Ele ressalta que a votação do marco temporal pelo STF joga com o futuro dos povos indígenas no país. “É necessário que seja votado e aprovado em favor dos povos indígenas para que a gente tenha tranquilidade e possa pensar o futuro dos nossos filhos e das futuras gerações”.

Kretã acrescenta que essa votação também põe um fim à tramitação de projetos anti-indígenas no Congresso. “A gente sabe que a ideia deles é criar um marco temporal via projeto de lei, mexendo na Constituição de 1988, nos artigos 231 e 232, por isso que está ali o PL 490, que paralisa as demarcações ao envolver o estado e o municípios na demarcação junto com os requerentes. A gente sabe também que o estado e os municípios no Sul são muito racistas, então dificilmente nós conseguiríamos demarcar. Além disso, a questão envolve a Câmara dos Deputados que tem uma bancada de 300 deputados que são contrários aos direitos indígenas”, avalia.

O coordenador regional da Apib aponta também o PL 191, da mineração, “que abre os territórios indígenas para legalizar o garimpo que acontece em terras indígenas”; e o PL 2751, do licenciamento ambiental para empreendimentos em terras indígenas “sem consulta aos povos indígenas se eles querem ou não aquele empreendimento e sem direito a indenização também”.

“Esse licenciamento ambiental é muito perigoso para os povos indígenas, principalmente aquelas terras que estão passando por processo de demarcação”, alerta. “Outro projeto é o PL 2633, que nós chamamos PL da grilagem de terras, que é grilar a terra indígena e grilar a terra pública da União e terras que são reivindicadas para demarcação”. Esses quatro projetos de lei que tramitam hoje no Congresso Nacional seriam um marco legal em nível legislativo, aponta.

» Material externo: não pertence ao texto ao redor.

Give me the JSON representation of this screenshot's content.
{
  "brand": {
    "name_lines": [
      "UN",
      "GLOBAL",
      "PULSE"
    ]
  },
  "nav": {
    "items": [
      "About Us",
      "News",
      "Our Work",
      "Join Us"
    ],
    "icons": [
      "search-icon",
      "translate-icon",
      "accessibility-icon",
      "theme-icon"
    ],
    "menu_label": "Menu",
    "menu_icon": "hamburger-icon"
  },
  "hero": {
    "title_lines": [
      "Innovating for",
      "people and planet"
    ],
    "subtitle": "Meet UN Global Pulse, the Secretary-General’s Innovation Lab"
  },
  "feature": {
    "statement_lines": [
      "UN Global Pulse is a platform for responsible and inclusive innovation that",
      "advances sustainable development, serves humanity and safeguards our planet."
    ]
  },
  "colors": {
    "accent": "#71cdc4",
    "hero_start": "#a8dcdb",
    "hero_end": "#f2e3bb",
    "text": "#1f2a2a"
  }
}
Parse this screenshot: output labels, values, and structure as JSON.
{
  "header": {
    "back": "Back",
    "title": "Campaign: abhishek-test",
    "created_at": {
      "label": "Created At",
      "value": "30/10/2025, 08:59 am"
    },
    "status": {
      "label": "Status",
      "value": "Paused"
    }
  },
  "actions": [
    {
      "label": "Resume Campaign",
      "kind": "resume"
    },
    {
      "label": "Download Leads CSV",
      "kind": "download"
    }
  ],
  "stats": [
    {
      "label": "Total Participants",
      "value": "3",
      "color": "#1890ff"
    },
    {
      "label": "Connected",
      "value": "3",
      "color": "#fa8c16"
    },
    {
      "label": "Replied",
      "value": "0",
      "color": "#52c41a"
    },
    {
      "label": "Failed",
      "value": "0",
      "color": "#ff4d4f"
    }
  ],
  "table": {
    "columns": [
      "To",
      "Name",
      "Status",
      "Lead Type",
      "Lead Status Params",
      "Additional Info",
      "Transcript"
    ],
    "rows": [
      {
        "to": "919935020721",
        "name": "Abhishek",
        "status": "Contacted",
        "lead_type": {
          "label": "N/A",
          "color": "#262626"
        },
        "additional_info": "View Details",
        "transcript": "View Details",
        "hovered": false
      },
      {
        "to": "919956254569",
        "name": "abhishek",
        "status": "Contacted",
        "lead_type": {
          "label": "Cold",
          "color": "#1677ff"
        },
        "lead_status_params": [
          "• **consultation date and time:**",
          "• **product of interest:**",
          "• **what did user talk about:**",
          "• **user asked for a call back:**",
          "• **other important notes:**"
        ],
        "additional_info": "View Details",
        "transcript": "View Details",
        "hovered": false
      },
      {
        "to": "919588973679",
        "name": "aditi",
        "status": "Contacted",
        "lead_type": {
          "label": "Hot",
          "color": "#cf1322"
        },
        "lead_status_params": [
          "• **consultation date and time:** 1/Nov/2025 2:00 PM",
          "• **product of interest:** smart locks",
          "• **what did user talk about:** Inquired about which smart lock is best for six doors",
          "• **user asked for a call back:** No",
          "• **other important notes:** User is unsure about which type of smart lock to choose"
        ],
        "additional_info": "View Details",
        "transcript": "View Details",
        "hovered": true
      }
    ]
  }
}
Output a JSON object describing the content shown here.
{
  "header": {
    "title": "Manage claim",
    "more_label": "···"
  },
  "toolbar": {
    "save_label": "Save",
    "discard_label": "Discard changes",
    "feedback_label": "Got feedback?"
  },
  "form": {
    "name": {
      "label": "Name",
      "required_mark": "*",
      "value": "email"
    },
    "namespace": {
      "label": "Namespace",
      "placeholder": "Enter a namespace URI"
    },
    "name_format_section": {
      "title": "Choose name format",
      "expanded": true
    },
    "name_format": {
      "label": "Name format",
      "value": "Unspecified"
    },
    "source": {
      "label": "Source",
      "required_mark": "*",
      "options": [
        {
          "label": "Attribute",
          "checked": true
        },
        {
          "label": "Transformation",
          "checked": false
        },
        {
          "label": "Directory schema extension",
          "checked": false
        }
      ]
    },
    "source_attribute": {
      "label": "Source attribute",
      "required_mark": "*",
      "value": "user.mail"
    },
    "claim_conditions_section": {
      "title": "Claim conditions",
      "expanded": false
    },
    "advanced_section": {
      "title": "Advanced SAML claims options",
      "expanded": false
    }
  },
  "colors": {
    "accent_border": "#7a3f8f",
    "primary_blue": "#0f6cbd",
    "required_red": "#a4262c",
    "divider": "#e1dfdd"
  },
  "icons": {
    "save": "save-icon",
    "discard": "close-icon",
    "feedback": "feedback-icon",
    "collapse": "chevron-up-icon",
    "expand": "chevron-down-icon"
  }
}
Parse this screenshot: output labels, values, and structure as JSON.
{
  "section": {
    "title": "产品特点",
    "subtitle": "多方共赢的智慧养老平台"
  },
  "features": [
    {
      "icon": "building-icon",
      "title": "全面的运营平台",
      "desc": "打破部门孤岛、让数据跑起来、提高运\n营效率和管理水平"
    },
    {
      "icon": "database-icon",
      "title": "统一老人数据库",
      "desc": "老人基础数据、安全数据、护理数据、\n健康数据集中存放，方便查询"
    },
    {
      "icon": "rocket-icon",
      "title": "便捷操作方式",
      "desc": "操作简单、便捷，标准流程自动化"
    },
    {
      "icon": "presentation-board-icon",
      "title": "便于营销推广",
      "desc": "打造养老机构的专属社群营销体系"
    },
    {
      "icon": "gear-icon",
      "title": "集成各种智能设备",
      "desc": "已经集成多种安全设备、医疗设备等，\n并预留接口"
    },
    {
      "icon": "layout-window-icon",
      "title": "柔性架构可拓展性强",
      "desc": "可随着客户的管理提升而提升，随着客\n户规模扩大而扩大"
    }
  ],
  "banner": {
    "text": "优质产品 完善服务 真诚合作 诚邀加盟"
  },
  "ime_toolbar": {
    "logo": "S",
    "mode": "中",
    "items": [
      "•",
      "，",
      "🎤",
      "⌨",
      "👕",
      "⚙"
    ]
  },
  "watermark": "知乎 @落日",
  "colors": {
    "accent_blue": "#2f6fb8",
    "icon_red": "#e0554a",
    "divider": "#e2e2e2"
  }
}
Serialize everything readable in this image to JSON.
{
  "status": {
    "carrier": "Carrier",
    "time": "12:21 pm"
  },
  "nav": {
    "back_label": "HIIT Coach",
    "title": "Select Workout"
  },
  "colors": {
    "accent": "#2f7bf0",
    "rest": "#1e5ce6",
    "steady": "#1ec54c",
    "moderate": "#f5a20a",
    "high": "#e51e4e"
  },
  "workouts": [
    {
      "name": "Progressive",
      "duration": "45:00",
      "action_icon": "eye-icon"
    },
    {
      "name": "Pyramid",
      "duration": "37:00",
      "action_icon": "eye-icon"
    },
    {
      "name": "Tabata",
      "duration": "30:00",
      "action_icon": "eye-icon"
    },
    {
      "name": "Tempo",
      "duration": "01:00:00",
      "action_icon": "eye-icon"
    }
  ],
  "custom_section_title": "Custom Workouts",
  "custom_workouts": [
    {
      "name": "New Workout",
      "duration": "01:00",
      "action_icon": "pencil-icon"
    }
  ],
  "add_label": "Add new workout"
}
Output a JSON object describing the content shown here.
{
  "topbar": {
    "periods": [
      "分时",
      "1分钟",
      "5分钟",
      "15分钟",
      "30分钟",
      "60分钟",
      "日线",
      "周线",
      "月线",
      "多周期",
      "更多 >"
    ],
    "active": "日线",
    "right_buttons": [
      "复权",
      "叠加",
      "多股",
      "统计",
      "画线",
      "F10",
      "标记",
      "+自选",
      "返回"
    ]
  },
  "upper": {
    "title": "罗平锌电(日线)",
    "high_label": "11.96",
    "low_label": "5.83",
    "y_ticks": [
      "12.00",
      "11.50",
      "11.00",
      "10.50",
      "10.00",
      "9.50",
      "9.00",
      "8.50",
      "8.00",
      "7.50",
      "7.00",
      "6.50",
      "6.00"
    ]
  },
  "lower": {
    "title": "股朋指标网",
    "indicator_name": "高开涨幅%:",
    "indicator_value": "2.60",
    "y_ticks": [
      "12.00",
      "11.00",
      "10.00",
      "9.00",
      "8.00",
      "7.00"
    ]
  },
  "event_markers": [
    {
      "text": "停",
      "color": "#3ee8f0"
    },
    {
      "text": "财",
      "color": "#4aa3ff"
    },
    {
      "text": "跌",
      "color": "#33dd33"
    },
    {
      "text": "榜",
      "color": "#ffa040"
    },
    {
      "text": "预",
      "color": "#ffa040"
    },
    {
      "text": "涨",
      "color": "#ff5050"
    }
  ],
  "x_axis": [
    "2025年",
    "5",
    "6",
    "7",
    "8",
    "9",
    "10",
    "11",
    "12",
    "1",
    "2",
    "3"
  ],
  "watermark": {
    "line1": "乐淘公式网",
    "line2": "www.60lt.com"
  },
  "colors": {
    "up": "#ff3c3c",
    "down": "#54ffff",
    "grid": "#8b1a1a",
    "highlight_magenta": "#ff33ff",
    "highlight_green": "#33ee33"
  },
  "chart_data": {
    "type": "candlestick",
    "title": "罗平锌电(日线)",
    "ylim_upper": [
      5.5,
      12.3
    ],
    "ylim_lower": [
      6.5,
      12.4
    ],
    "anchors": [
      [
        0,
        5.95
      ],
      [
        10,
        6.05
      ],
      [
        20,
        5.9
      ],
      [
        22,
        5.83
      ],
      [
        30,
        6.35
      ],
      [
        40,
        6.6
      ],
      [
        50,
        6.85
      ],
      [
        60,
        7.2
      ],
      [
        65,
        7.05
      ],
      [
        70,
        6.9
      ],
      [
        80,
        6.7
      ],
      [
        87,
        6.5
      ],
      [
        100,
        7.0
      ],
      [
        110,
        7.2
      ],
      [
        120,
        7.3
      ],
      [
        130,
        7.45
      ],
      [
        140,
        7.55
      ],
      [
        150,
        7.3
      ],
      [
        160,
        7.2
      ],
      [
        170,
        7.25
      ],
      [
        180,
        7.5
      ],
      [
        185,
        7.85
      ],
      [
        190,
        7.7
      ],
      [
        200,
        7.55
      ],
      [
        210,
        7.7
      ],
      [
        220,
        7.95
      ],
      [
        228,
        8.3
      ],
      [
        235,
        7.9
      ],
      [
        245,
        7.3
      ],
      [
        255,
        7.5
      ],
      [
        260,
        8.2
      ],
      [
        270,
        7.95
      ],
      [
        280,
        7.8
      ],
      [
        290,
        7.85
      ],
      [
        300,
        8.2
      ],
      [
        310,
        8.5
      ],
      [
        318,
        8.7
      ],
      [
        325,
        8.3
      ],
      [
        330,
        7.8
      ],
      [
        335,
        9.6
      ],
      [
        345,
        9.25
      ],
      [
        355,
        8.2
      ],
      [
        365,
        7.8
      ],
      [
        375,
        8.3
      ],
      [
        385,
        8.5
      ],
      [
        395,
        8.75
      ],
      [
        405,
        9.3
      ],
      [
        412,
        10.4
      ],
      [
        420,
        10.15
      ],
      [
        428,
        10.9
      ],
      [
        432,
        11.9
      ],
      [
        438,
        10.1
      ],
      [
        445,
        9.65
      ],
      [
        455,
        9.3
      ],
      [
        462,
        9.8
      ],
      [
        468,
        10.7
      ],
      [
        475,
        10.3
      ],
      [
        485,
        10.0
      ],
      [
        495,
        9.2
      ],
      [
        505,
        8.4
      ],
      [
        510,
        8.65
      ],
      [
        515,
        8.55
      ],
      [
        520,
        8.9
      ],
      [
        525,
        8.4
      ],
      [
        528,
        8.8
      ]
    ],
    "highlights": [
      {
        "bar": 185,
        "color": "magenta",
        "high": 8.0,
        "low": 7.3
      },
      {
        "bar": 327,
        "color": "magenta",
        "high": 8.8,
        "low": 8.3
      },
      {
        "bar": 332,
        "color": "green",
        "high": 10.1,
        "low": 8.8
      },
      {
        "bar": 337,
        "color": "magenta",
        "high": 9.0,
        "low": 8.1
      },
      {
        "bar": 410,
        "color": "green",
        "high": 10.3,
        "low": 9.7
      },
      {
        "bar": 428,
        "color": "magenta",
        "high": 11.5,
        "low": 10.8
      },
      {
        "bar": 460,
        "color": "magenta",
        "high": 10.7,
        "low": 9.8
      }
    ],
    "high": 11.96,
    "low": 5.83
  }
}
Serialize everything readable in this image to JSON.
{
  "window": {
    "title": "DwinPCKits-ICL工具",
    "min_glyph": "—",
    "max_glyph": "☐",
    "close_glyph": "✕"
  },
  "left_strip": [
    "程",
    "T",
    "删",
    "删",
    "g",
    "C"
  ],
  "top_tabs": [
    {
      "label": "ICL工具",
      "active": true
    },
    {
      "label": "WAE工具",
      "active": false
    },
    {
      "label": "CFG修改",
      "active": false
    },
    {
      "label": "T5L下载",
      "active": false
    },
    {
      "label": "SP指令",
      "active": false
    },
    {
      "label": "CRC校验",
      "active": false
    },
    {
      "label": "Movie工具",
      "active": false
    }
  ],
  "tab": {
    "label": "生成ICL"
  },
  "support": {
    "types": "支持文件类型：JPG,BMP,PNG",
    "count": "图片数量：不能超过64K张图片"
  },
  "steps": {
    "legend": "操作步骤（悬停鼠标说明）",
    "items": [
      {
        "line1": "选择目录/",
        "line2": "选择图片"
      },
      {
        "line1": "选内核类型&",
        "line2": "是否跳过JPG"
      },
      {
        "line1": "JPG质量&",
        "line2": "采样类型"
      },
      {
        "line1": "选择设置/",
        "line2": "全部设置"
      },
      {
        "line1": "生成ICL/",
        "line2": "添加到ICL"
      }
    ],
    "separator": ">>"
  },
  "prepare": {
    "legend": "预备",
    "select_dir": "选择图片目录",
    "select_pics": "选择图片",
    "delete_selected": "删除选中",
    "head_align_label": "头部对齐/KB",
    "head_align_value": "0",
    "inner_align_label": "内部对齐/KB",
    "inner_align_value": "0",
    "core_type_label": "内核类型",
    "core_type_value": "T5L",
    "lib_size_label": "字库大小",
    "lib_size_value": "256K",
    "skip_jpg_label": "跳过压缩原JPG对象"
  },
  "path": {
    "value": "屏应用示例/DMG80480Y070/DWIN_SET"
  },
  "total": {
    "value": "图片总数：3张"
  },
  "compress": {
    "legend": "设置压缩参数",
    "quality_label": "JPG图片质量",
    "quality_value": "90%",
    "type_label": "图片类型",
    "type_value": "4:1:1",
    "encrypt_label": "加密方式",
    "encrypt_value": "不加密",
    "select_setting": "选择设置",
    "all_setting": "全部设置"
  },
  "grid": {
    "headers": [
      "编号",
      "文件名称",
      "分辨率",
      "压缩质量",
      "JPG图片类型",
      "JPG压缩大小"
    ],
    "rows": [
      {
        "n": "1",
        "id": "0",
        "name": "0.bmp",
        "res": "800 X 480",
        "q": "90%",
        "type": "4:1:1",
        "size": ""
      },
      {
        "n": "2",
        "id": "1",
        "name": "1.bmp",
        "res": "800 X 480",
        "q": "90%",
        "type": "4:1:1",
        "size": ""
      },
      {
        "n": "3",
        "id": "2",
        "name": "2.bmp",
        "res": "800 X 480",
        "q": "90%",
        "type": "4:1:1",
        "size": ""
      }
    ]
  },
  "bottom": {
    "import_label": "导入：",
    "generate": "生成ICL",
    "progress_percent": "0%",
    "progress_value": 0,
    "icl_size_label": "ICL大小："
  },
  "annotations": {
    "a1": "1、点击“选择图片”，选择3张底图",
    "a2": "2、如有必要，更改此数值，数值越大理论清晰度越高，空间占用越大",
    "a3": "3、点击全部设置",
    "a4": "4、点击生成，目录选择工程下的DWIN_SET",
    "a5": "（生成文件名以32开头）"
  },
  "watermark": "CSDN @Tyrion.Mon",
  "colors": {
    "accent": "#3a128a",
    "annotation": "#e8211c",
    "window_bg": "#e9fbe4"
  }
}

“Por isso é muito importante que o marco temporal que está no Supremo seja votado favorável a nós porque elimina pelo menos essas chances desses projetos de lei. O restante nós vamos ter que brigar no Supremo. Nós temos um Congresso que eu não digo conservador, mas é contrário aos direitos indígenas e a gente vai ter que levar para instâncias maiores que são o STF e se necessário levar até os tribunais internacionais também”, explica.

“Acredito que o Supremo não pode mais ficar empurrando com a barriga, mesmo que tenha um pedido de destaque do ministro que foi indicado pelo governo Bolsonaro (Nunes Marques), nada impede os demais ministros votarem a favor dos povos indígenas”, diz Kretã.